Was sind Antipersonenminen?
Antipersonenminen sind Sprengkörper, die durch Menschen ausgelöst werden – meist durch Betreten oder Annäherung. Sie wurden entwickelt, um feindliche Soldaten zu verletzen oder zu töten, treffen jedoch häufig auch Zivilisten.
Seit 1997 sind sie durch die Ottawa-Konvention in über 160 Staaten verboten. Russland, die USA und China gehören nicht zu den Unterzeichnern. Mehr als 80 % der Minenopfer sind Zivilisten, darunter viele Kinder. Minen bleiben oft Jahrzehnte nach Kriegsende eine Gefahr. Die wichtigsten Minentypen sind Druckminen, Stockminen, Springminen und Richtminen.
Quellen: landmine.de, ZDFheute, demira.org, tagesschau.de
Antipersonenminen an den Nato-Grenzen: Rechtfertigung mit Ukraine-Krieg und russischem Vorgehen
Osteuropäische Regierungen betonen, dass Russland – ebenso wie die USA und China – die Ottawa-Konvention nie unterzeichnet hat und im Ukraine-Krieg weiterhin Minen einsetzt.. Die neuen Minen sollen nur im Verteidigungsfall zum Einsatz kommen und werden laut Litauens Verteidigungsministerium ausschließlich für den Notfall gelagert, berichtet Reuters.
Die baltischen Staaten und Polen, so Swissinfo, werten ihren Schritt derweil als Teil einer Kettenreaktion angesichts der zunehmenden Unsicherheit in Europa und warnen vor einer weiteren Erosion humanitärer Abrüstungsnormen.

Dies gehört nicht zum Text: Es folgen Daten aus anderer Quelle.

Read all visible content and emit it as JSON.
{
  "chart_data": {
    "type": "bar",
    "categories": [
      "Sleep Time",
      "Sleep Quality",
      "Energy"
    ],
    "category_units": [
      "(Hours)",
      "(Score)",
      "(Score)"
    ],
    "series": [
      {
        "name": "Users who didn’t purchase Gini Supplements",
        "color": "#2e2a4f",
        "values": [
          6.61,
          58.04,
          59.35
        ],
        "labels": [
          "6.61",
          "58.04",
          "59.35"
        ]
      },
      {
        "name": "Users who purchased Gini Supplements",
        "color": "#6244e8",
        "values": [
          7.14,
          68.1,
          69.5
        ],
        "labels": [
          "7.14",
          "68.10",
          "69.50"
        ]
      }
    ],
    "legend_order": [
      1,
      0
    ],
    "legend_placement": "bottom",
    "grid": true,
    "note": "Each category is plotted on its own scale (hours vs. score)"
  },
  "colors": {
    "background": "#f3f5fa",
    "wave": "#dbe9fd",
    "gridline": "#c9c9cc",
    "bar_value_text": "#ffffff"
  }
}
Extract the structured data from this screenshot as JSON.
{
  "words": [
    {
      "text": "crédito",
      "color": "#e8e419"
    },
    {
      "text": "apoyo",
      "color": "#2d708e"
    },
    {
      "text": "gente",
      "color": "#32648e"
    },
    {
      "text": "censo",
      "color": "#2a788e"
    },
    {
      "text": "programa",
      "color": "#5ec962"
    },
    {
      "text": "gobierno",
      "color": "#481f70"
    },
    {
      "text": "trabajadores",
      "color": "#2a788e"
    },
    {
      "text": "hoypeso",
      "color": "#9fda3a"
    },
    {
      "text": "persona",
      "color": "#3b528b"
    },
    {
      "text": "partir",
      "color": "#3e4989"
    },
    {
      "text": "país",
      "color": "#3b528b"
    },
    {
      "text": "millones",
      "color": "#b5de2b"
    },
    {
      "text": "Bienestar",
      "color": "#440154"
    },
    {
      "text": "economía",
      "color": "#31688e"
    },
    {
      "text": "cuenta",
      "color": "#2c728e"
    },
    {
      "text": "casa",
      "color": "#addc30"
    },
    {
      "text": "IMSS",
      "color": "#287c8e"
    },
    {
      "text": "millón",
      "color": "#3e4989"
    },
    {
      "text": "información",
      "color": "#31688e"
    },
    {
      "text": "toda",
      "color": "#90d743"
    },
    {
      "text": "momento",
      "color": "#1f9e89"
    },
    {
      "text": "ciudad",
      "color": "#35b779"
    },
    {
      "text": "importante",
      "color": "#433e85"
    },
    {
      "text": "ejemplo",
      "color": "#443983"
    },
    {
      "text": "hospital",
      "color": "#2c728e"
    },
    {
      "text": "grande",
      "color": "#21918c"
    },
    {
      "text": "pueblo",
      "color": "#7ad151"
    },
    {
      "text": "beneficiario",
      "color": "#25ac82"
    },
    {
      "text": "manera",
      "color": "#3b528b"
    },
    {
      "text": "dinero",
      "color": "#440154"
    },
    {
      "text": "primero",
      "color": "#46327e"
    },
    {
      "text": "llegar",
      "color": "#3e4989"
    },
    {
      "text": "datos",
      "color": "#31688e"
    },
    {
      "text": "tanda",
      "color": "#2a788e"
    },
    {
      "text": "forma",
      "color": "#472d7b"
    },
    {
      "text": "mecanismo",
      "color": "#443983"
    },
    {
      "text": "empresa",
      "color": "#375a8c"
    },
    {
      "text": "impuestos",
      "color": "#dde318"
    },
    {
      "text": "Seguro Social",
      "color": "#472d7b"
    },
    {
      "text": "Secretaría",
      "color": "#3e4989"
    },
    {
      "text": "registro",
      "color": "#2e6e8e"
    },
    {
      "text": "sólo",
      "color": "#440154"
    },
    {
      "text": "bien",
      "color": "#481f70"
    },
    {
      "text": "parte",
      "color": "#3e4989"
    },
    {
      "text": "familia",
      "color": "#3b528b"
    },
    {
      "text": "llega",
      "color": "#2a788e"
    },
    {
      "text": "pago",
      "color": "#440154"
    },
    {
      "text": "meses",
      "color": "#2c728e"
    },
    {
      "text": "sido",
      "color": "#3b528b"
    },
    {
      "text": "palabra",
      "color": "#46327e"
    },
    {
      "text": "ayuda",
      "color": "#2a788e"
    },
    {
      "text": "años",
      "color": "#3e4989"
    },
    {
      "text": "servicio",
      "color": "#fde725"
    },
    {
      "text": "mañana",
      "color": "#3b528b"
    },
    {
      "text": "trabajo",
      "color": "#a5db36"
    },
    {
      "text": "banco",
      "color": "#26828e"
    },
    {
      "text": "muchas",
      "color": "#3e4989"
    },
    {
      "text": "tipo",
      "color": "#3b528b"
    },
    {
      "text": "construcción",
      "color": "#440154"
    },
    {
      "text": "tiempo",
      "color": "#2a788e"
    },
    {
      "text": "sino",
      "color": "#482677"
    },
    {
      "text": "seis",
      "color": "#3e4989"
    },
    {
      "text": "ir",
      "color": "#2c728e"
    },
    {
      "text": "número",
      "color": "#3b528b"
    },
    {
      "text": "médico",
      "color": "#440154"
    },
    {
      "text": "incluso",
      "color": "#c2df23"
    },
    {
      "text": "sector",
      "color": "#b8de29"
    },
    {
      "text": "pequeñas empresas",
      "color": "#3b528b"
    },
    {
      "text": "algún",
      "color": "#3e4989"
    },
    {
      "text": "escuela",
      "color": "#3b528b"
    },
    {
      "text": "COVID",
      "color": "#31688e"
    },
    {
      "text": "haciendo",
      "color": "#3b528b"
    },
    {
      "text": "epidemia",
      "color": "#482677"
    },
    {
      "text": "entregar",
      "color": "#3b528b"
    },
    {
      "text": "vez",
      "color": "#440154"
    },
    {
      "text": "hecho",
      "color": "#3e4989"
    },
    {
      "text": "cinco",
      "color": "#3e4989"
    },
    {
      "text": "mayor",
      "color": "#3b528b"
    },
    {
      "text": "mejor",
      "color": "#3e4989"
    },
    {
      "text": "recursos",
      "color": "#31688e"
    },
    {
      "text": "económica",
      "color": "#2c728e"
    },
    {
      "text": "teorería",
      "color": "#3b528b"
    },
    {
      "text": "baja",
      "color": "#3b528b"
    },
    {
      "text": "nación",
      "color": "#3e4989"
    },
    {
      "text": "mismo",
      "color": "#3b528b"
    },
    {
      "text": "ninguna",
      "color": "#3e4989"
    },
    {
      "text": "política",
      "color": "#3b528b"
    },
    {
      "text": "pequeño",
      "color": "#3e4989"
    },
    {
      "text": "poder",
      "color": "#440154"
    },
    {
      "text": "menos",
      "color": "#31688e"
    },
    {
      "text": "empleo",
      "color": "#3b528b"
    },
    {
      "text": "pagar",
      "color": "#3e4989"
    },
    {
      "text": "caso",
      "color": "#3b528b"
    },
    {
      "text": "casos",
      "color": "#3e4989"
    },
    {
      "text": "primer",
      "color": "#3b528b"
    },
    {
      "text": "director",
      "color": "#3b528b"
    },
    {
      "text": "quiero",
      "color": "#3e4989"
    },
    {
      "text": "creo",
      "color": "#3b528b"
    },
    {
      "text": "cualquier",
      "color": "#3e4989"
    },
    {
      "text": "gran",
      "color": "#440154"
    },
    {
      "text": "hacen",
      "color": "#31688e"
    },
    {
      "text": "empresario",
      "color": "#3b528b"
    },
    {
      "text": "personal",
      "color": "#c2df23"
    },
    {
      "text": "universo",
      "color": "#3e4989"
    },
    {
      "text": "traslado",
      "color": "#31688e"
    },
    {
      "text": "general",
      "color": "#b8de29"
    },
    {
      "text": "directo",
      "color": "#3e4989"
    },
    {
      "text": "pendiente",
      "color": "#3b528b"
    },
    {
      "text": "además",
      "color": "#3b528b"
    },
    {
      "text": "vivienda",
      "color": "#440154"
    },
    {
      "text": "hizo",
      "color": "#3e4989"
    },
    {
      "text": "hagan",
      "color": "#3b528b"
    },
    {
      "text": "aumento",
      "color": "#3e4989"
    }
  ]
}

Fakt ist: Der Bruch mit dem Minenverbot markiert einen Paradigmenwechsel in der Sicherheits- und Verteidigungspolitik Europas. Für viele Regierungen an der Ostflanke sind Antipersonenminen künftig ein unverzichtbares Abschreckungsinstrument – trotz aller Risiken und internationaler Kritik. „Wenn wir sie auf Lager haben, ist das die beste Garantie, dass sie niemals eingesetzt werden müssen“, sagte ein finnischer Regierungsvertreter gegenüber Reuters.